- Takva su pravila
- Directed by: Ognjen Sviličić
- Written by: Ognjen Sviličić
- Starring: Emir Hadžihafizbegović Jasna Žalica Hrvoje Vladisavljević
- Cinematography: Crystel Fournier
- Edited by: Atanas Georgiev
- Production companies: Maxima film KinoElektron Biberche Production Trice Films
- Release dates: August 29, 2014 (Venice Film Festival); January 29, 2015 (Croatia);
- Running time: 77 minutes
- Language: Croatian
- Budget: HRK 8.2 million (c. €1.1 million)

= These Are the Rules =

These Are the Rules (Takva su pravila) is a Croatian 2014 drama film written and directed by Ognjen Sviličić.

==Plot==
Maja (Jasna Žalica), Ivo (Emir Hadžihafizbegović) and their 18-year-old son Tomica (Hrvoje Vladisavljević) are an ordinary family from Zagreb. Maja and Ivo are nearing retirement and are struggling financially while Tomica is unemployed after graduating from high school.

One day, for no apparent reason, Tomica is attacked and beaten by a group of kids in the street. The next day, he suffers from a strong headache. His parents take him to hospital, but the doctors find only minor injuries. Soon after, Tomica collapses and slides into a coma, and it becomes clear that his condition is life-threatening.

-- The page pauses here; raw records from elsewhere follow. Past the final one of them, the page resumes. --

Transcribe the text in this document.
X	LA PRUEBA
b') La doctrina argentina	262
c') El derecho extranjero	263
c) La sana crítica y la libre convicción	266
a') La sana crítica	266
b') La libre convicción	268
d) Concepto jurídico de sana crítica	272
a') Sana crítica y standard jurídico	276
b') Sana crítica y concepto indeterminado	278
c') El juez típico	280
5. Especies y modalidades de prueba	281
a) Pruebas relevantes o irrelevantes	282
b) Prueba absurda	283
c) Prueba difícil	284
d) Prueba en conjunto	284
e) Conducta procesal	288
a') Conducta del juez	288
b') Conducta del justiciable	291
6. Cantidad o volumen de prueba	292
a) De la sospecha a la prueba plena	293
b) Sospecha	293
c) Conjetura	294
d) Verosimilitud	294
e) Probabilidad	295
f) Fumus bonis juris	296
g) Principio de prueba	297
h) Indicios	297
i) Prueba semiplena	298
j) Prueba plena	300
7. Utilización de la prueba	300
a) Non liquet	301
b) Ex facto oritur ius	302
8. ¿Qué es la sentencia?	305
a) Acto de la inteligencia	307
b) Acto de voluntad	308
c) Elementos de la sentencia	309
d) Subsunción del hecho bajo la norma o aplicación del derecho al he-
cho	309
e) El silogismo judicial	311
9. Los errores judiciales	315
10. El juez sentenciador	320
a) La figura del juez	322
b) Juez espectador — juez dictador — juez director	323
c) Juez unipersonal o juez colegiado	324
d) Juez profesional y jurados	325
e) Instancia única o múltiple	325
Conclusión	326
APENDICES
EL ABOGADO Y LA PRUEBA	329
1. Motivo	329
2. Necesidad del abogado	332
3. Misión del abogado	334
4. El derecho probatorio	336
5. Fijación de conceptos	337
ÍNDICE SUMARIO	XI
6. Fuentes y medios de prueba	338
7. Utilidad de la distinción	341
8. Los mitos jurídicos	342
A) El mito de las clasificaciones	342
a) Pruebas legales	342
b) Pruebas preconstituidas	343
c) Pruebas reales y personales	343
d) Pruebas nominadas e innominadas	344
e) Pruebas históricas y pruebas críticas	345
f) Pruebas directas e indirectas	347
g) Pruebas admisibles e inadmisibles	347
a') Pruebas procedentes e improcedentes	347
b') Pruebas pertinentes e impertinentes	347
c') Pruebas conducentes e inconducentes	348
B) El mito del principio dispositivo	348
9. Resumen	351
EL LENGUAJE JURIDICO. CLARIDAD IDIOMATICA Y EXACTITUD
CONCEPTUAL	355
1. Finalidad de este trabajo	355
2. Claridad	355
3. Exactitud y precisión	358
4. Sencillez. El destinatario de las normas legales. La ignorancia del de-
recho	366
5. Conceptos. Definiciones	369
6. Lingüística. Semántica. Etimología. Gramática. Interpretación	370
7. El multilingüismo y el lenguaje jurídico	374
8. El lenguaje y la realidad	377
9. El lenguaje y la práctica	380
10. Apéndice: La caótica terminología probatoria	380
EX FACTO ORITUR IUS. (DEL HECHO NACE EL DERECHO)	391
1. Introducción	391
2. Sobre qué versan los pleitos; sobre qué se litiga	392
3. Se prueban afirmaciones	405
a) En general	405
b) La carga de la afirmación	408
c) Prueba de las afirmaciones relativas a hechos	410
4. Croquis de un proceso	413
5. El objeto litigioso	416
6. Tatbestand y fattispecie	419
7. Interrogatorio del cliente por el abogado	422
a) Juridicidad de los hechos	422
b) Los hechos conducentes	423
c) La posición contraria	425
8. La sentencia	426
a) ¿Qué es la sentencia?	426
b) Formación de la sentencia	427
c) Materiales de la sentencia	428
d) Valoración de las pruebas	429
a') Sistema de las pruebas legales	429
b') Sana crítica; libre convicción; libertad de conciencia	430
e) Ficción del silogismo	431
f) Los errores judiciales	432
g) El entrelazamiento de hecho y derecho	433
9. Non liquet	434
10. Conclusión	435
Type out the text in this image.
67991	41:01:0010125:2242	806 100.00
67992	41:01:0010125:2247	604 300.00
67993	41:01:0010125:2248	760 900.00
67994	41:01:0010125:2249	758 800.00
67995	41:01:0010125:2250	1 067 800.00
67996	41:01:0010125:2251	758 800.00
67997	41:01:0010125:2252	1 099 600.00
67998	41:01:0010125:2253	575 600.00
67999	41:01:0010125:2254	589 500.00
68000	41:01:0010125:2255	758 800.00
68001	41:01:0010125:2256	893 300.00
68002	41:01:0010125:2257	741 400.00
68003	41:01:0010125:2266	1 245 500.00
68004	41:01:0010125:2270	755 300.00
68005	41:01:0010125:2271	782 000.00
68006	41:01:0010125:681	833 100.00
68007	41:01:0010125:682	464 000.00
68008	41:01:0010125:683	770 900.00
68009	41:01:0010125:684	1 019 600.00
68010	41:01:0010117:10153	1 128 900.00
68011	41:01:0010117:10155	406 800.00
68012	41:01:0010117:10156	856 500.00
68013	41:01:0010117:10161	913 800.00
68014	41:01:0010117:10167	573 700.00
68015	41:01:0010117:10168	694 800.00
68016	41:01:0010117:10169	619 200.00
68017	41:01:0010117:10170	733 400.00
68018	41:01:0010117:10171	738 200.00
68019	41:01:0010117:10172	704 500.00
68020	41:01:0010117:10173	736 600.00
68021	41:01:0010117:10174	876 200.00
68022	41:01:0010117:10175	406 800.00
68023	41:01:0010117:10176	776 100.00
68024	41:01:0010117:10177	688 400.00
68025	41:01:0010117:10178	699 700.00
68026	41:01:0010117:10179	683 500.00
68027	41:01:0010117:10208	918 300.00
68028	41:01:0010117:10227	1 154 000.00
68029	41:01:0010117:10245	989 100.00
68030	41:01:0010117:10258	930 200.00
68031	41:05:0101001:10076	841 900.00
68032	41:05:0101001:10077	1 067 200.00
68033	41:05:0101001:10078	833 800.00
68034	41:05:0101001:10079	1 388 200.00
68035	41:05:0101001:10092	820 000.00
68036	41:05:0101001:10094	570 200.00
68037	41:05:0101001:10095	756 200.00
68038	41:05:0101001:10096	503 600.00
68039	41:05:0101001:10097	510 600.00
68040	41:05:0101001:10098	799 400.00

Maja and Ivo are suddenly thrown into a challenging situation, in which they decide to fight against the apathetic system.

==Cast==
- Emir Hadžihafizbegović — Ivo
- Jasna Žalica — Maja
- Hrvoje Vladisavljević — Tomica
- Goran Bogdan — Doctor Raus
- Ljubomir Bandović — Ljubo
- Mira Banjac — Old Lady
- Stjepan Perić — Policeman

==Production and themes==
The film's screenplay is inspired by a real-life 2008 incident in which Luka Ritz, an 18-year-old high school graduate, died of injuries sustained in a seemingly senseless attack by a group of teens. His case received high-profile media coverage in Croatia and led to the establishment of the national Luka Ritz Award for the promotion of tolerance and non-violence in schools. In the words of Ognjen Sviličić:
This event made me think about his parents, and how they dealt with this tragedy. I imagined ordinary people, who had always obeyed the laws and the rules. But now, when they are faced with this horrible tragedy, no one wants to help them, and they are unable to do anything about it. No one listens to them, no one cares, they are simply not important. These people represent the majority that suffers quietly, and also carries on through the injustices done to them. My story is dedicated to these people.

==Release==
The film's world premiere took place on 29 August 2014, in the Horizons section of the 71st Venice International Film Festival. It was the first Croatian film shown at the Venice Film Festival since Zrinko Ogresta's Red Dust in 1999.

==Accolades==
The film won the Jury Grand Prix at 2014's Les Arcs International Film Festival. Ognjen Sviličić won the Best Director award at the Warsaw Film Festival in Poland. Emir Hadžihafizbegović won the Venice Horizons Award for Best Actor or Actress at the 71st Venice International Film Festival in Italy and had also won the Golden Arena for Best Actor at the Pula Film Festival in Croatia.